To avoid any doubts, I'm asking you to try to crack patterns in the English language (like for instance the high probability that the most abundant letter decodes to an "e").
Your function/program takes as input:
- a string of characters from this ascii subset: "
abcdefghijklmnopqrstuvwxyz()-,;:"'!?
", containing 5 to 10 words (i.e. bits separated by "
It should output with high accuracy:
- the shift N (in the range 0..25) that was most likely used to obtain this string from a unencrypted sentence made of English words
- OR the anti-shift M (in the range 0..25) that would be required to obtain an unencrypted sentence made of English words (M = 26 - N except for N = 0, for which M = 0 too)
- OR the unencrypted sentence itself
- (OR just the alphabetic characters of it)
Scoring
This is both code-golf and test-battery, so you need to write a short code (low #bytes) that performs sufficiently well (high #correct answ.) on a large number of test cases.
The score is computed as (these are equivalent):
$${\rm score} = \frac{{\rm \#bytes}}{\rm accuracy} = \frac{10000\cdot {{\rm \#bytes}}}{\rm \# correct\,\,answ.} = \frac{{\rm \#bytes}}{1-\frac{\rm \# errors}{10000}}$$
after having tested the code on a sample of 10'000 cyphertexts. Lowest score (per programming language) wins.
Accuracy must be at least 30% for a qualifying answer.
The 10'000 test cases are here. Here is an excerpt:
jubx rmnwcroh ngrbcrwp kruub cqjc fn 9 17 also identify existing bills that we
always have it compute all the posterior possibilities for all 0 0 always have it compute all the posterior possibilities for all
fuhgleoh vrxufhv djuhh wkdw vxssob zloo eh yhub wljkw wkurxjkrxw 3 23 credible sources agree that supply will be very tight throughout
zhuh qrw vhqvlwlyh wr wkh 3 23 were not sensitive to the
wivv, jf zk'j rmrzcrscv kf repfev ivxriucvjj fw vtfefdzt jkrklj 17 9 free, so it's available to anyone regardless of economic status
svvecdbkdsyx yp ryg dbisxq dy cryo-rybx sx k 10 16 illustration of how trying to shoe-horn in a
ivhlzivu kf gifultv, reu sp 17 9 required to produce, and by
svwev nwz, eqbp bpm illml 8 18 known for, with the added
Use the first column as a sequence of inputs with which to test your program/function.
Aim at predicting correctly the output. The correct output is reported in the second, third and fourth columns in different valid formats.

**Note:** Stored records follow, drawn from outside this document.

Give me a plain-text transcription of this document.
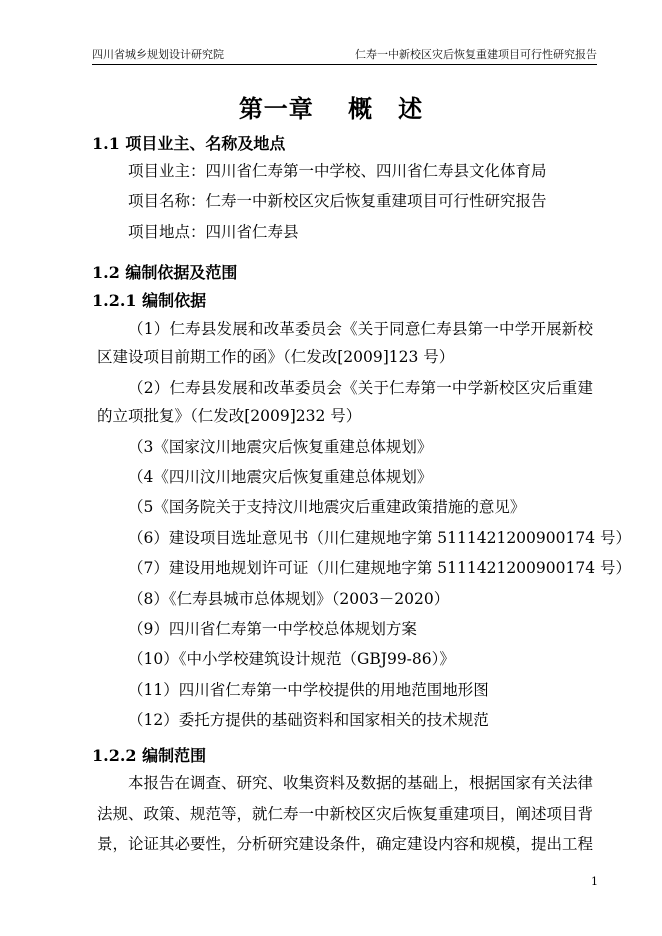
四川省城乡规划设计研究院	仁寿一中新校区灾后恢复重建项目可行性研究报告
第一章　 概　述
1.1 项目业主、名称及地点
项目业主：四川省仁寿第一中学校、四川省仁寿县文化体育局
项目名称：仁寿一中新校区灾后恢复重建项目可行性研究报告
项目地点：四川省仁寿县
1.2 编制依据及范围
1.2.1 编制依据
（1）仁寿县发展和改革委员会《关于同意仁寿县第一中学开展新校
区建设项目前期工作的函》（仁发改[2009]123 号）
（2）仁寿县发展和改革委员会《关于仁寿第一中学新校区灾后重建
的立项批复》（仁发改[2009]232 号）
（3《国家汶川地震灾后恢复重建总体规划》
（4《四川汶川地震灾后恢复重建总体规划》
（5《国务院关于支持汶川地震灾后重建政策措施的意见》
（6）建设项目选址意见书（川仁建规地字第 5111421200900174 号）
（7）建设用地规划许可证（川仁建规地字第 5111421200900174 号）
（8）《仁寿县城市总体规划》（2003－2020）
（9）四川省仁寿第一中学校总体规划方案
（10）《中小学校建筑设计规范（GBJ99-86）》
（11）四川省仁寿第一中学校提供的用地范围地形图
（12）委托方提供的基础资料和国家相关的技术规范
1.2.2 编制范围
本报告在调查、研究、收集资料及数据的基础上，根据国家有关法律
法规、政策、规范等，就仁寿一中新校区灾后恢复重建项目，阐述项目背
景，论证其必要性，分析研究建设条件，确定建设内容和规模，提出工程
1
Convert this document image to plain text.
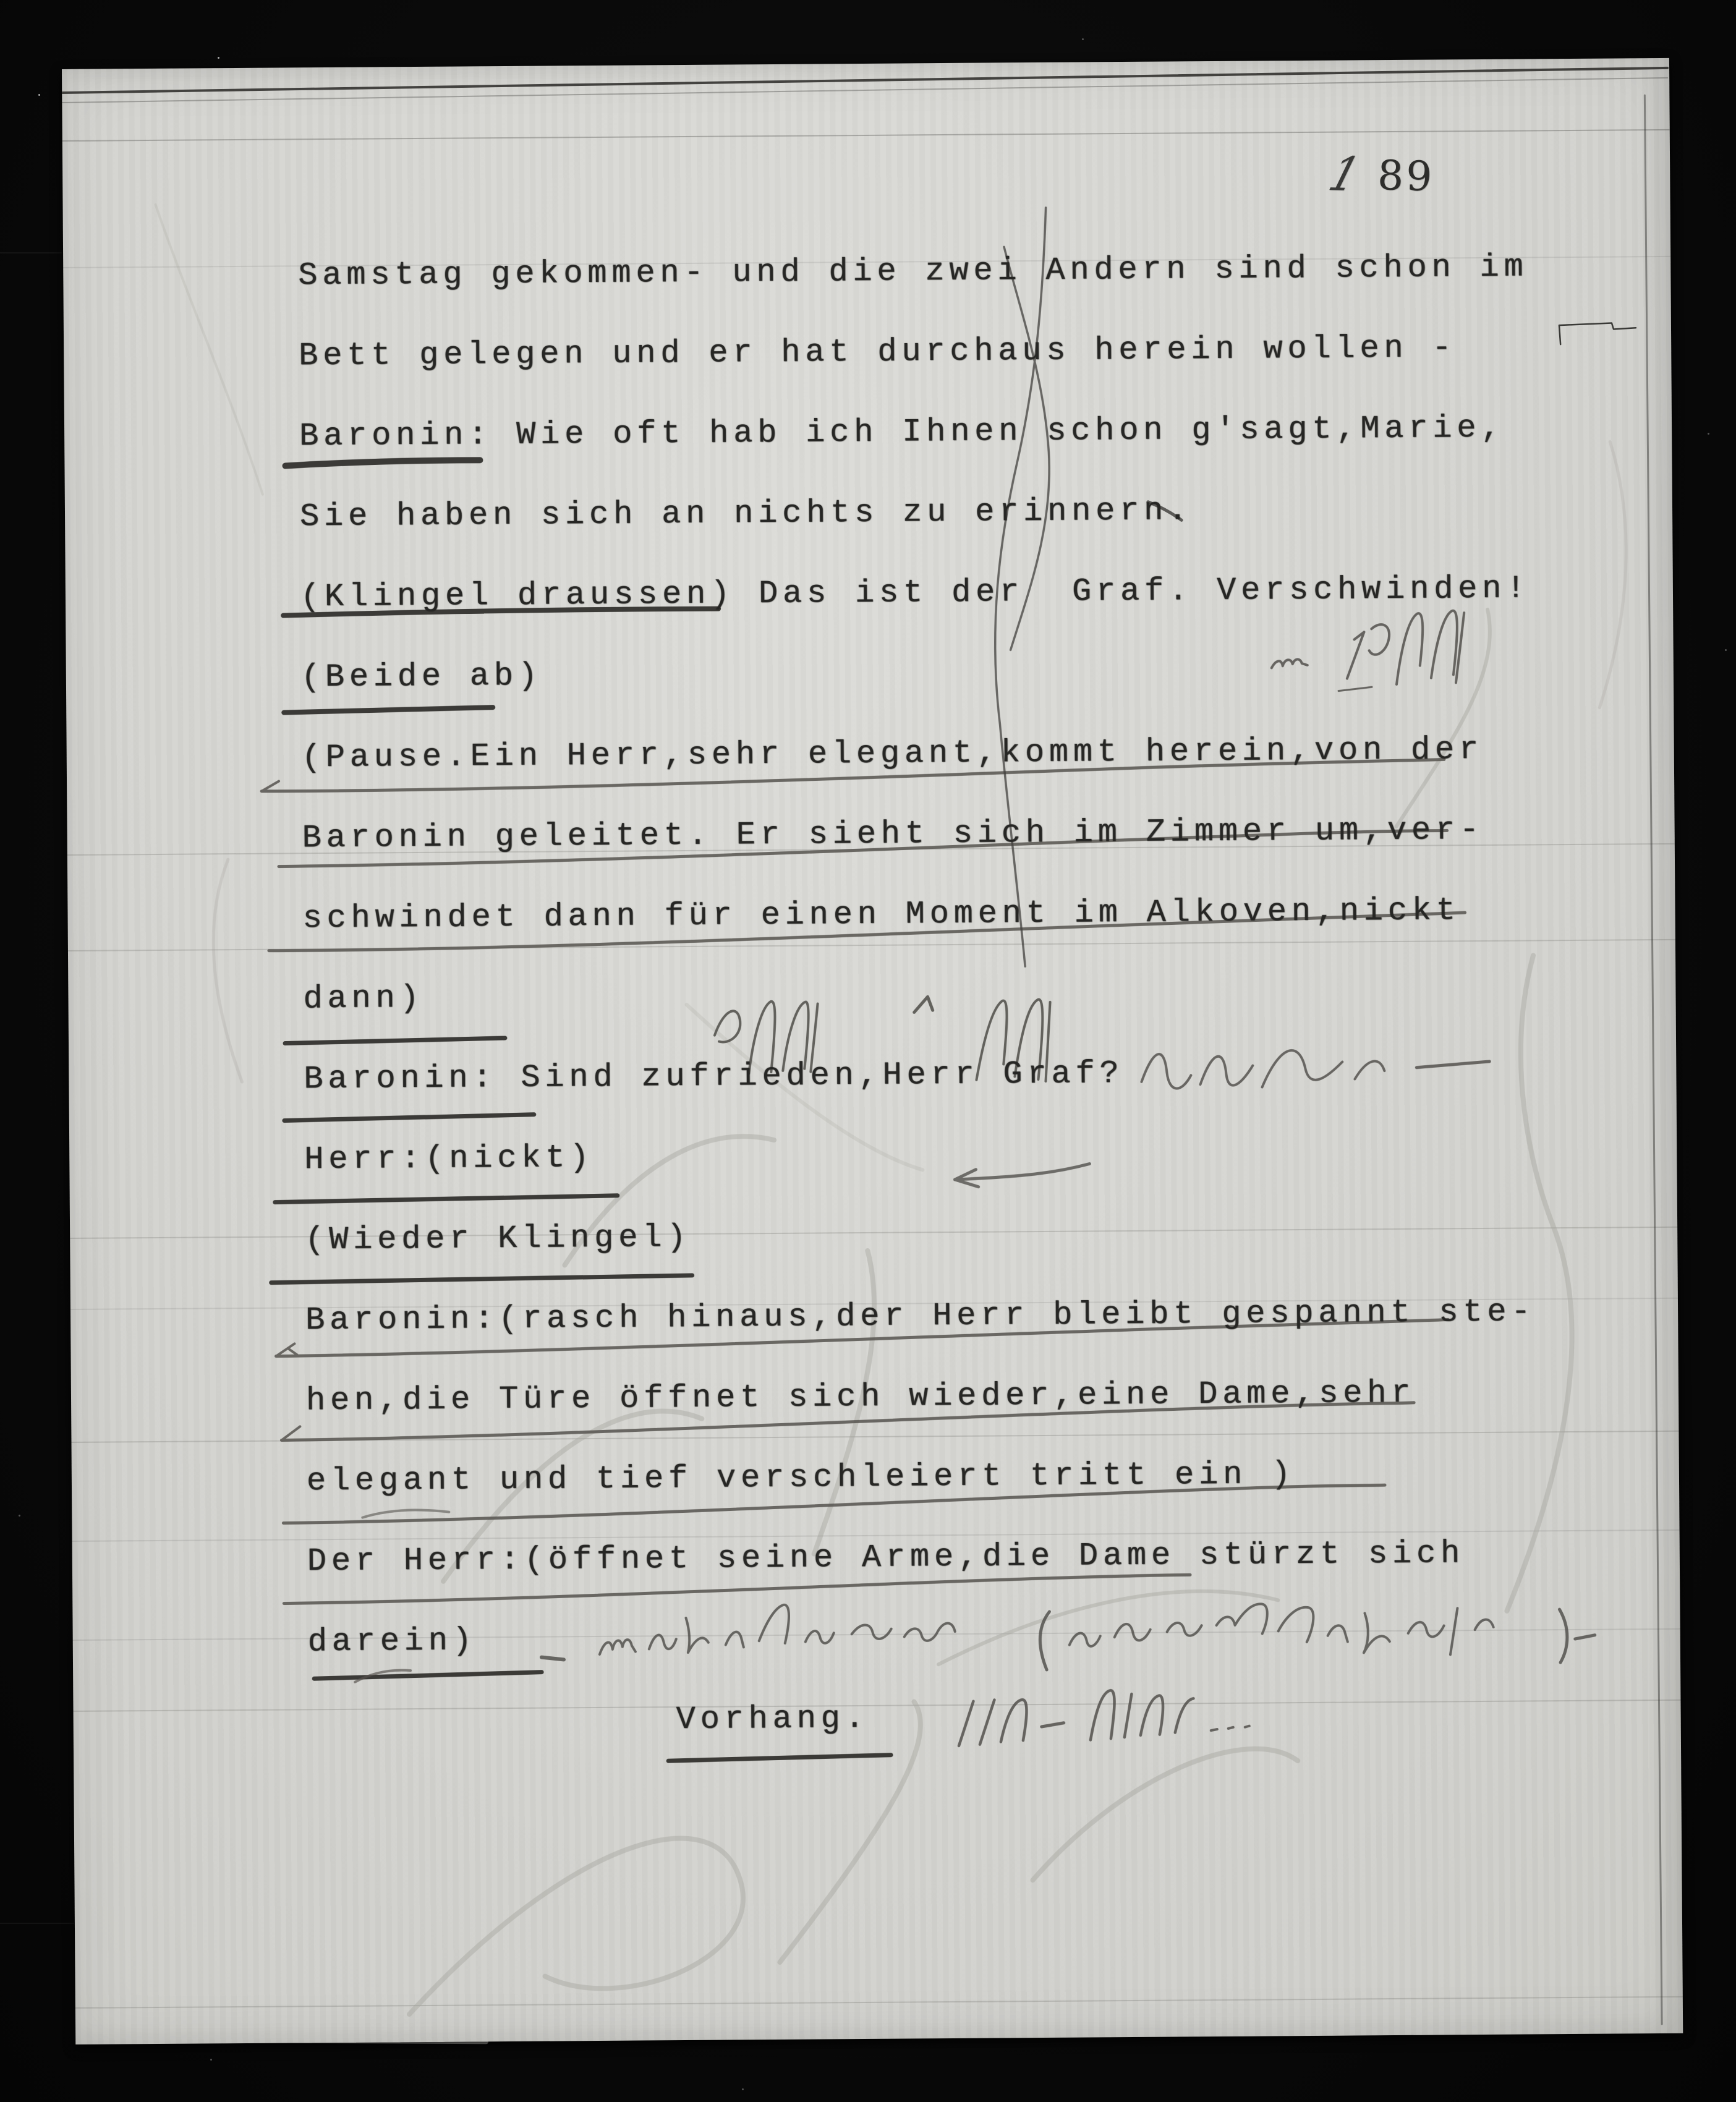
1 89
Samstag gekommen- und die zwei Andern sind schon im
Bett gelegen und er hat durchaus herein wollen -
Baronin: Wie oft hab ich Ihnen schon g'sagt,Marie,
Sie haben sich an nichts zu erinnern.
(Klingel draussen) Das ist der  Graf. Verschwinden!
(Beide ab)
(Pause.Ein Herr,sehr elegant,kommt herein,von der
Baronin geleitet. Er sieht sich im Zimmer um,ver-
schwindet dann für einen Moment im Alkoven,nickt
dann)
Baronin: Sind zufrieden,Herr Graf?
Herr:(nickt)
(Wieder Klingel)
Baronin:(rasch hinaus,der Herr bleibt gespannt ste-
hen,die Türe öffnet sich wieder,eine Dame,sehr
elegant und tief verschleiert tritt ein )
Der Herr:(öffnet seine Arme,die Dame stürzt sich
darein)
Vorhang.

Be consistent with your output: always aim at outputting the shift, or the anti-shift (remember, this is 26-N modulo 26), or the plaintext.
(Notes: (1) the battery file is made of fixed-length columns, it's not separator-based; a CSV version is provided here that uses double quotes when necessary, and escapes double quotes with double-double quotes (""
); (2) the battery file is based on a corpus and may contain offensive words)
If your code has a very slow runtime, or for the purpose of showing proof of your score on services like AttemptThisOnline, you can use just a subset of the test battery as long as you pick from the head
and not cherry pick. If possible, try to run the code locally on the whole battery or the largest head-subset you can handle, before declaring your score.